Las principales labores, que para esta temporada realizan estas familias son las de mantenimiento de los plantíos, limpieza de maleza y aplicación de fertilizantes, mientras el café se madura y llega la época del corte en los últimos meses del año.

“Entonces al no fertilizar y dar un tratamiento adecuado a las plantaciones de café, prácticamente ya empezaremos a oír que se está cayendo la cosecha de café de este año, pues la maleza hace un daño tremendo a la planta de café”, dijo a LA PRENSA Francisco Lanzas Monge, productor cafetalero y Presidente de la Asociación de Cafetaleros de Matagalpa (Asocafemat).

BANCOS NO HABILITARON

Lanzas aseguró que no están fertilizando ni pagando a los empleados, porque no tienen dinero, y los bancos no han brindado el financiamiento prometido.

“Y si no se fertiliza ahora, la cosecha del próximo año también estará en duda, y el próximo año podría caerse en un 50 ó 60 por ciento la producción y calidad del café. Y lo peor es que nadie le pone atención a esto. Si este gobierno fuera responsable trataría de solventar la crisis de una manera rápida”, señaló Lanzas.

TRABAJO SIN PAGA

En algunas fincas algunos campesinos aceptaron trabajar sólo a cambio de comida. A otros que sólo se les está dando la comida les deben desde tres hasta siete quincenas de pago que, “eventualmente”, los productores esperan pagarlas.

La mayoría de productores afirma que si no obtienen financiamiento, la cosecha se puede dar por perdida, “porque en lo personal, yo ya llegué al fondo del barril. Tengo 2 quincenas de no pagarle a mi gente. Estoy tratando de ver cómo consigo para la comida y seguir haciendo al menos labores de chapoda”, aseguró Lanzas.

FINCAS OPERAN AL MINIMO

“Por ejemplo, yo debería tener a 60 personas trabajando en la finca, pero sólo tengo a 15, incluyendo al mandador, al vigilante y la cocinera. En su mayoría son colonos, gente que ha nacido en la hacienda. Con quienes tengo la obligación moral de garantizarles aunque sea la comida. Pero al resto no puedo mantenerlos”, dijo Frank Lanzas Monge, productor cafetalero.

REDUCEN MANO DE OBRA

– En “período de silencio”, es decir, cuando no hay corte de café, en una finca se necesita contratar a un peón por cada dos manzanas de café para realizar labores de chapoda, fertilización y otras actividades agrícolas de mantenimiento de los plantíos, que permiten garantizar la calidad del grano hasta que llega su período de corte.

– Se estima que en Nicaragua hay unas 150,000 manzanas de café. Es decir, que para esta temporada se emplean entre 75 mil y 80 mil trabajadores, incluyendo los empleos indirectos.

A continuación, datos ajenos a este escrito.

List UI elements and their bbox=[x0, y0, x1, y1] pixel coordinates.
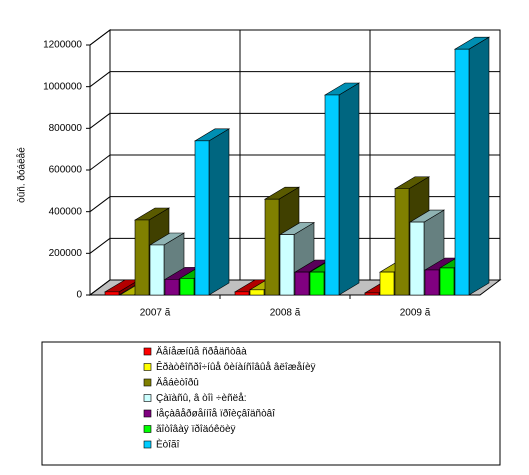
legend-label: íåçàâåðøåííîå ïðîèçâîäñòâî bbox=[156, 408, 276, 420]
bar-front bbox=[294, 271, 310, 296]
legend-label: Èòîãî bbox=[156, 438, 181, 451]
grid-line bbox=[89, 196, 111, 213]
legend-label: Äåáèòîðû bbox=[156, 377, 199, 389]
legend-label: ãîòîâàÿ ïðîäóêöèÿ bbox=[156, 423, 236, 435]
bar-front bbox=[104, 291, 120, 296]
bar bbox=[323, 82, 361, 296]
grid-line bbox=[89, 237, 111, 254]
y-axis-label: òûñ. ðóáëåé bbox=[16, 147, 28, 203]
bar-front bbox=[249, 289, 265, 296]
bar-side bbox=[338, 82, 360, 296]
bar-front bbox=[149, 244, 165, 296]
bar-front bbox=[394, 188, 410, 296]
bar-front bbox=[324, 94, 340, 296]
legend-swatch bbox=[143, 409, 152, 418]
grid-line bbox=[89, 112, 111, 129]
grid-line bbox=[89, 71, 111, 88]
grid-line bbox=[89, 154, 111, 171]
bar-front bbox=[279, 234, 295, 296]
x-tick-label: 2009 ã bbox=[400, 308, 431, 319]
legend-label: Êðàòêîñðî÷íûå ôèíàíñîâûå âëîæåíèÿ bbox=[156, 360, 316, 373]
y-tick-label: 1200000 bbox=[43, 40, 82, 51]
bar-front bbox=[409, 221, 425, 296]
bar-front bbox=[194, 140, 210, 296]
bar-front bbox=[364, 292, 380, 296]
y-tick-label: 400000 bbox=[49, 206, 83, 217]
bar-front bbox=[264, 198, 280, 296]
grid-line bbox=[89, 279, 111, 296]
y-tick-label: 200000 bbox=[49, 248, 83, 259]
legend-swatch bbox=[143, 378, 152, 387]
bar bbox=[193, 128, 231, 296]
bar-front bbox=[454, 48, 470, 296]
x-tick-label: 2007 ã bbox=[140, 308, 171, 319]
bar-side bbox=[208, 128, 230, 296]
bar-side bbox=[468, 36, 490, 296]
legend-label: Çàïàñû, â òîì ÷èñëå: bbox=[156, 392, 247, 404]
legend-swatch bbox=[143, 425, 152, 433]
bar-front bbox=[164, 279, 180, 296]
y-tick-label: 0 bbox=[76, 290, 82, 301]
bar-front bbox=[424, 269, 440, 296]
y-tick-label: 1000000 bbox=[43, 81, 82, 92]
legend-swatch bbox=[143, 394, 152, 402]
bar-front bbox=[179, 278, 195, 296]
bar-front bbox=[134, 219, 150, 296]
legend-swatch bbox=[143, 440, 152, 449]
bar-front bbox=[309, 271, 325, 296]
grid-line bbox=[89, 29, 111, 46]
y-tick-label: 600000 bbox=[49, 165, 83, 176]
legend-box bbox=[41, 341, 501, 466]
bar-front bbox=[379, 271, 395, 296]
bar-front bbox=[439, 267, 455, 296]
legend-swatch bbox=[143, 363, 152, 371]
legend-label: Äåíåæíûå ñðåäñòâà bbox=[156, 346, 247, 358]
y-tick-label: 800000 bbox=[49, 123, 83, 134]
legend-swatch bbox=[143, 347, 152, 356]
bar bbox=[453, 36, 491, 296]
x-tick-label: 2008 ã bbox=[270, 308, 301, 319]
bar-front bbox=[234, 291, 250, 296]
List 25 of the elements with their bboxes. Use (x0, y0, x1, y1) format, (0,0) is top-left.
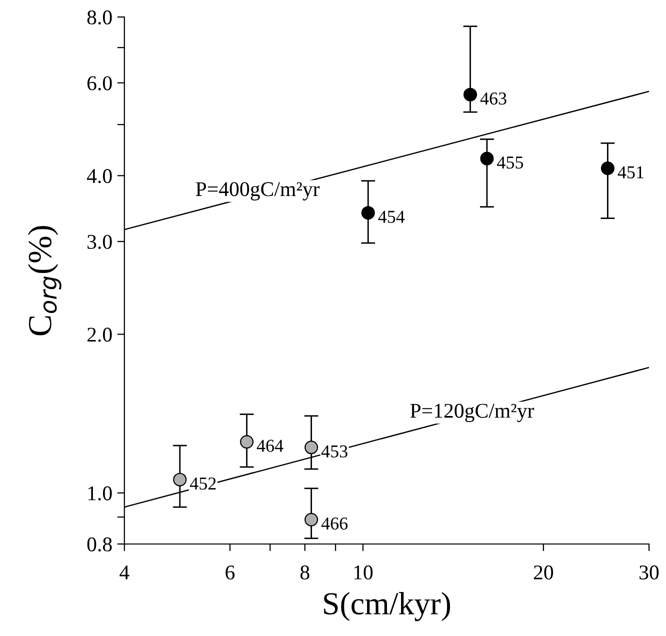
y-tick-label: 1.0 (88, 486, 112, 500)
annotation: 464 (256, 440, 284, 452)
y-tick-label: 3.0 (88, 234, 112, 250)
x-tick-label: 10 (354, 565, 373, 580)
annotation: 466 (321, 518, 348, 530)
y-tick-label: 2.0 (87, 328, 112, 342)
x-tick-label: 30 (640, 565, 659, 580)
x-tick-label: 4 (120, 566, 130, 580)
y-tick-label: 0.8 (87, 537, 112, 552)
annotation: 453 (321, 445, 348, 458)
annotation: 452 (190, 478, 216, 490)
annotation: 451 (618, 166, 644, 178)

– En cambio, en época de corte, en Nicaragua se necesita a un cortador por cada 10 quintales de café oro. En otras palabras, si el país produjo el año pasado 2 millones 200 mil quintales, significa que se necesitaron unos 220,000 cortadores, sin incluir a los administradores, capataces, los llamados “patieros”, choferes, cocineras y otros empleos indirectos generados por el comercio.

– Actualmente, en las fincas sólo está laborando el mínimo de personal. Es decir, que de cada cien personas que deberían estar trabajando sólo 10 tienen la suerte de laborar aunque sea a cambio de alimentos para sus hijos.